Título: Voto de servidor entra na conta
Autor: Karla Correia
Fonte: Jornal do Brasil, 26/02/2006, País, p. A3

Da polêmica Operação Tapa-Buracos à medida provisória que corrige em 8% a tabela do Imposto de Renda, a série de bondades lançadas nos dois primeiros meses do ano pelo governo representa despesas adicionais de R$ 8,9 bilhões. Mas o presidente Luiz Inácio Lula da Silva quer mais. O petista agora mira nos servidores públicos federais, uma legião de quase dois milhões de eleitores em potencial. Há quase dez anos sofrendo perdas reais no salário, em relação à inflação no período, os servidores devem ser contemplados com reajuste equiparado ao aumento de preços nos três primeiros anos da gestão petista, 29%. Para garantir o agrado, Lula já avisou ao relator do Orçamento, o deputado petista Carlito Merss (SC) para destinar R$ 3,6 bilhões das contas da União ao reajuste. Parte desses recursos serviriam para compensar perdas dos estados com a lei Kandir. Com isso, os governadores ficam prejudicados, mas o presidente ganha prestígio com servidores.

No calor da campanha, o presidente tem realizado reuniões quase diárias no Palácio do Planalto para discutir benefícios fiscais a trabalhadores domésticos. O governo também estuda a criação de uma linha de financiamento no Banco Nacional do Desenvolvimento Econômico e Social (BNDES) voltada para a capitalização de cooperativas de crédito. Para o presidente, a hora é de gastar.

Embora a vontade de agradar do presidente priorize de forma sensível as classes mais pobres - fatia do eleitorado que tem demonstrado maior fidelidade a Lula - a característica mais notável da ação do governo no ano eleitoral é o amplo espectro de beneficiados. O programa de recuperação de estradas lançado já no início do ano injetou R$ 440 milhões no setor de construção pesada, pródigo em financiamentos de campanha. Atendendo ao outro extremo do eleitorado, Lula promete a abertura de 2 mil novos balcões no programa ''Farmácia Popular'', em convênio com grandes redes de drogarias do país.

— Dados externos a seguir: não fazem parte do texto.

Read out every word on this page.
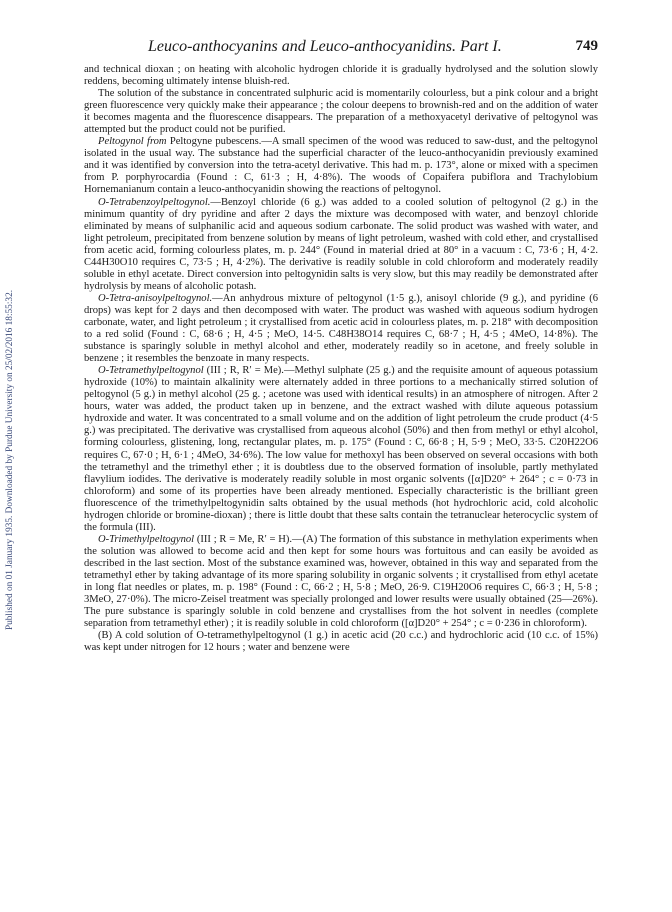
Published on 01 January 1935. Downloaded by Purdue University on 25/02/2016 18:55:32.
Leuco-anthocyanins and Leuco-anthocyanidins. Part I.	749

and technical dioxan ; on heating with alcoholic hydrogen chloride it is gradually hydrolysed and the solution slowly reddens, becoming ultimately intense bluish-red.

The solution of the substance in concentrated sulphuric acid is momentarily colourless, but a pink colour and a bright green fluorescence very quickly make their appearance ; the colour deepens to brownish-red and on the addition of water it becomes magenta and the fluorescence disappears. The preparation of a methoxyacetyl derivative of peltogynol was attempted but the product could not be purified.

Peltogynol from Peltogyne pubescens.—A small specimen of the wood was reduced to saw-dust, and the peltogynol isolated in the usual way. The substance had the superficial character of the leuco-anthocyanidin previously examined and it was identified by conversion into the tetra-acetyl derivative. This had m. p. 173°, alone or mixed with a specimen from P. porphyrocardia (Found : C, 61·3 ; H, 4·8%). The woods of Copaifera pubiflora and Trachylobium Hornemanianum contain a leuco-anthocyanidin showing the reactions of peltogynol.

O-Tetrabenzoylpeltogynol.—Benzoyl chloride (6 g.) was added to a cooled solution of peltogynol (2 g.) in the minimum quantity of dry pyridine and after 2 days the mixture was decomposed with water, and benzoyl chloride eliminated by means of sulphanilic acid and aqueous sodium carbonate. The solid product was washed with water, and light petroleum, precipitated from benzene solution by means of light petroleum, washed with cold ether, and crystallised from acetic acid, forming colourless plates, m. p. 244° (Found in material dried at 80° in a vacuum : C, 73·6 ; H, 4·2. C44H30O10 requires C, 73·5 ; H, 4·2%). The derivative is readily soluble in cold chloroform and moderately readily soluble in ethyl acetate. Direct conversion into peltogynidin salts is very slow, but this may readily be demonstrated after hydrolysis by means of alcoholic potash.

O-Tetra-anisoylpeltogynol.—An anhydrous mixture of peltogynol (1·5 g.), anisoyl chloride (9 g.), and pyridine (6 drops) was kept for 2 days and then decomposed with water. The product was washed with aqueous sodium hydrogen carbonate, water, and light petroleum ; it crystallised from acetic acid in colourless plates, m. p. 218° with decomposition to a red solid (Found : C, 68·6 ; H, 4·5 ; MeO, 14·5. C48H38O14 requires C, 68·7 ; H, 4·5 ; 4MeO, 14·8%). The substance is sparingly soluble in methyl alcohol and ether, moderately readily so in acetone, and freely soluble in benzene ; it resembles the benzoate in many respects.

O-Tetramethylpeltogynol (III ; R, R′ = Me).—Methyl sulphate (25 g.) and the requisite amount of aqueous potassium hydroxide (10%) to maintain alkalinity were alternately added in three portions to a mechanically stirred solution of peltogynol (5 g.) in methyl alcohol (25 g. ; acetone was used with identical results) in an atmosphere of nitrogen. After 2 hours, water was added, the product taken up in benzene, and the extract washed with dilute aqueous potassium hydroxide and water. It was concentrated to a small volume and on the addition of light petroleum the crude product (4·5 g.) was precipitated. The derivative was crystallised from aqueous alcohol (50%) and then from methyl or ethyl alcohol, forming colourless, glistening, long, rectangular plates, m. p. 175° (Found : C, 66·8 ; H, 5·9 ; MeO, 33·5. C20H22O6 requires C, 67·0 ; H, 6·1 ; 4MeO, 34·6%). The low value for methoxyl has been observed on several occasions with both the tetramethyl and the trimethyl ether ; it is doubtless due to the observed formation of insoluble, partly methylated flavylium iodides. The derivative is moderately readily soluble in most organic solvents ([α]D20° + 264° ; c = 0·73 in chloroform) and some of its properties have been already mentioned. Especially characteristic is the brilliant green fluorescence of the trimethylpeltogynidin salts obtained by the usual methods (hot hydrochloric acid, cold alcoholic hydrogen chloride or bromine-dioxan) ; there is little doubt that these salts contain the tetranuclear heterocyclic system of the formula (III).

O-Trimethylpeltogynol (III ; R = Me, R′ = H).—(A) The formation of this substance in methylation experiments when the solution was allowed to become acid and then kept for some hours was fortuitous and can easily be avoided as described in the last section. Most of the substance examined was, however, obtained in this way and separated from the tetramethyl ether by taking advantage of its more sparing solubility in organic solvents ; it crystallised from ethyl acetate in long flat needles or plates, m. p. 198° (Found : C, 66·2 ; H, 5·8 ; MeO, 26·9. C19H20O6 requires C, 66·3 ; H, 5·8 ; 3MeO, 27·0%). The micro-Zeisel treatment was specially prolonged and lower results were usually obtained (25—26%). The pure substance is sparingly soluble in cold benzene and crystallises from the hot solvent in needles (complete separation from tetramethyl ether) ; it is readily soluble in cold chloroform ([α]D20° + 254° ; c = 0·236 in chloroform).

(B) A cold solution of O-tetramethylpeltogynol (1 g.) in acetic acid (20 c.c.) and hydrochloric acid (10 c.c. of 15%) was kept under nitrogen for 12 hours ; water and benzene were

Já a classe média é o alvo preferencial da injeção de recursos nas cooperativas de crédito pela linha de financiamento do BNDES. A nova linha foi aprovada em janeiro no Conselho Monetário Nacional, mas o governo ainda estuda a data de lançamento da medida. A expectativa do setor é que o governo injete R$ 1 bilhão nas cooperativas, que apresentaram crescimento de 82% no volume de empréstimos entre 2003 e 2005.

Outro benefício já idealizado pelo governo é a redução dos encargos previdenciários. O empregador terá opção de deduzir do Imposto de Renda o pagamento de contribuição previdenciária até o limite de um salário mínimo. Para o empregado, a idéia é diminuir a alíquota do INSS. O objetivo é estimular a formalização desse tipo de trabalho. Para ter maior efeito eleitoral, a medida deve ser lançada no Dia da Mulher, 8 de maio.

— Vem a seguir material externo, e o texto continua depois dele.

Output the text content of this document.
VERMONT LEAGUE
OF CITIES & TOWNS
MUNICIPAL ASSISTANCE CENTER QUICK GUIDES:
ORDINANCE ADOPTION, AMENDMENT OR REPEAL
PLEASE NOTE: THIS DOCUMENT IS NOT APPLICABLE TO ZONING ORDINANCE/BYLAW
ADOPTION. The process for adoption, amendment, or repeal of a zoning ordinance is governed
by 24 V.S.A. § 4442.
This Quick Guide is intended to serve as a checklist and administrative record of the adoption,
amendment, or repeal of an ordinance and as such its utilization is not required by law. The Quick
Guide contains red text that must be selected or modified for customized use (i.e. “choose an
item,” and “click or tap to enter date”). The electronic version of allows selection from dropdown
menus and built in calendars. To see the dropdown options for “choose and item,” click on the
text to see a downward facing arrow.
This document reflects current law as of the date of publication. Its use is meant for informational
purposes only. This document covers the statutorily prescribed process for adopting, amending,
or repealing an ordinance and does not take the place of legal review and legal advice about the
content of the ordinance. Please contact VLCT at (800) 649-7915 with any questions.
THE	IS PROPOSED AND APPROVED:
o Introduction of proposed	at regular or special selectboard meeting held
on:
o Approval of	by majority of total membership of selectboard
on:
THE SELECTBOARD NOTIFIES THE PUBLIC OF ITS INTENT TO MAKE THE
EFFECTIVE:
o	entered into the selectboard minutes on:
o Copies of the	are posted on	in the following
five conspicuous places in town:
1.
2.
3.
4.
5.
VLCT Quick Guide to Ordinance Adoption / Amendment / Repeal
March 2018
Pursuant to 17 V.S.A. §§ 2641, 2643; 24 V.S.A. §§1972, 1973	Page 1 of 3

Lula vem preparando a série de bondades para o ano eleitoral desde outubro do ano passado. E longe de se incomodar com a pressão da oposição, que taxa as medidas de eleitoreiras, o presidente soma aos pacotes de bondades uma intensa agenda de viagens para inaugurar obras e aparecer em todos os palanques a que tem direito.

A estratégia é ocupar o noticiário com projetos de alto capital eleitoral durante todo o primeiro semestre deste ano, criando espécie de colchão entre a crise política que marcou 2005 e o período mais quente das eleições. No Palácio do Planalto, a avaliação é de que a austeridade na condução da política econômica dos últimos anos garantiu espaço suficiente nas finanças para o governo ampliar os gastos em 2006.

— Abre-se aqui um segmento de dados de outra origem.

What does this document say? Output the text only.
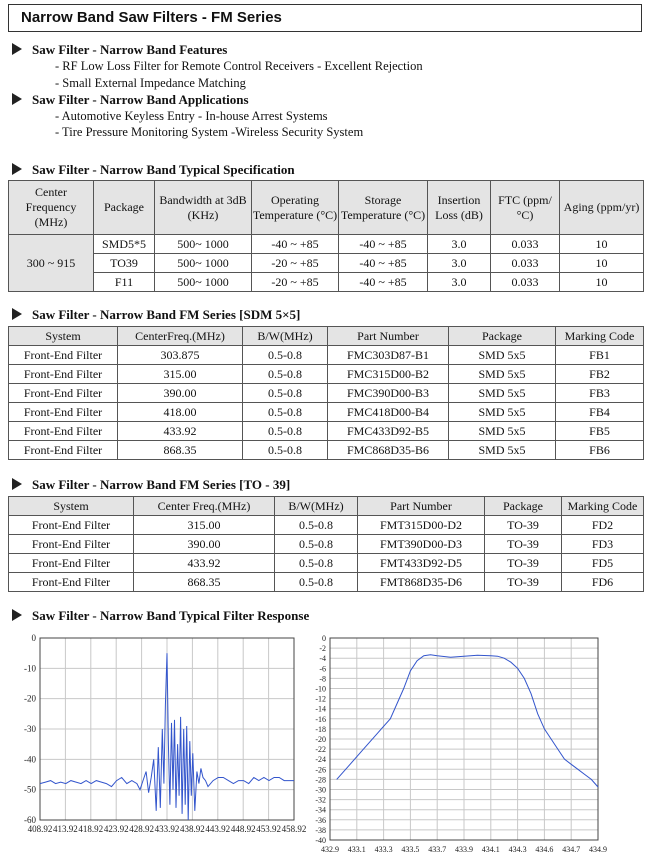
Narrow Band Saw Filters - FM Series
Saw Filter - Narrow Band Features
- RF Low Loss Filter for Remote Control Receivers - Excellent Rejection
- Small External Impedance Matching
Saw Filter - Narrow Band Applications
- Automotive Keyless Entry - In-house Arrest Systems
- Tire Pressure Monitoring System -Wireless Security System
Saw Filter - Narrow Band Typical Specification
Center Frequency (MHz)	Package	Bandwidth at 3dB (KHz)	Operating Temperature (°C)	Storage Temperature (°C)	Insertion Loss (dB)	FTC (ppm/°C)	Aging (ppm/yr)
300 ~ 915	SMD5*5	500~ 1000	-40 ~ +85	-40 ~ +85	3.0	0.033	10
	TO39	500~ 1000	-20 ~ +85	-40 ~ +85	3.0	0.033	10
	F11	500~ 1000	-20 ~ +85	-40 ~ +85	3.0	0.033	10
Saw Filter - Narrow Band FM Series [SDM 5×5]
System	CenterFreq.(MHz)	B/W(MHz)	Part Number	Package	Marking Code
Front-End Filter	303.875	0.5-0.8	FMC303D87-B1	SMD 5x5	FB1
Front-End Filter	315.00	0.5-0.8	FMC315D00-B2	SMD 5x5	FB2
Front-End Filter	390.00	0.5-0.8	FMC390D00-B3	SMD 5x5	FB3
Front-End Filter	418.00	0.5-0.8	FMC418D00-B4	SMD 5x5	FB4
Front-End Filter	433.92	0.5-0.8	FMC433D92-B5	SMD 5x5	FB5
Front-End Filter	868.35	0.5-0.8	FMC868D35-B6	SMD 5x5	FB6
Saw Filter - Narrow Band FM Series [TO - 39]
System	Center Freq.(MHz)	B/W(MHz)	Part Number	Package	Marking Code
Front-End Filter	315.00	0.5-0.8	FMT315D00-D2	TO-39	FD2
Front-End Filter	390.00	0.5-0.8	FMT390D00-D3	TO-39	FD3
Front-End Filter	433.92	0.5-0.8	FMT433D92-D5	TO-39	FD5
Front-End Filter	868.35	0.5-0.8	FMT868D35-D6	TO-39	FD6
Saw Filter - Narrow Band Typical Filter Response
408.92 413.92 418.92 423.92 428.92 433.92 438.92 443.92 448.92 453.92 458.92
0
-10
-20
-30
-40
-50
-60
432.9 433.1 433.3 433.5 433.7 433.9 434.1 434.3 434.6 434.7 434.9
0
-2
-4
-6
-8
-10
-12
-14
-16
-18
-20
-22
-24
-26
-28
-30
-32
-34
-36
-38
-40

A julgar pela recuperação do petista nas pesquisas, o pacote de bondades deu certo. Em novembro, o prefeito de São Paulo, José Serra (PSDB), venceria Lula por 41,5% a 37,6%. Três meses depois, Lula passou Serra tanto no primeiro quanto no segundo turnos. Lula também se valeu da memória curta da população em relação às denúncias de compra de votos. Não bastasse, o principal partido de oposição ao governo, o PSDB, ainda não declarou quem enfrentará Lula nas urnas. Enquanto os tucanos se bicam, o presidente alça vôos cada vez mais altos. Apesar das turbulências.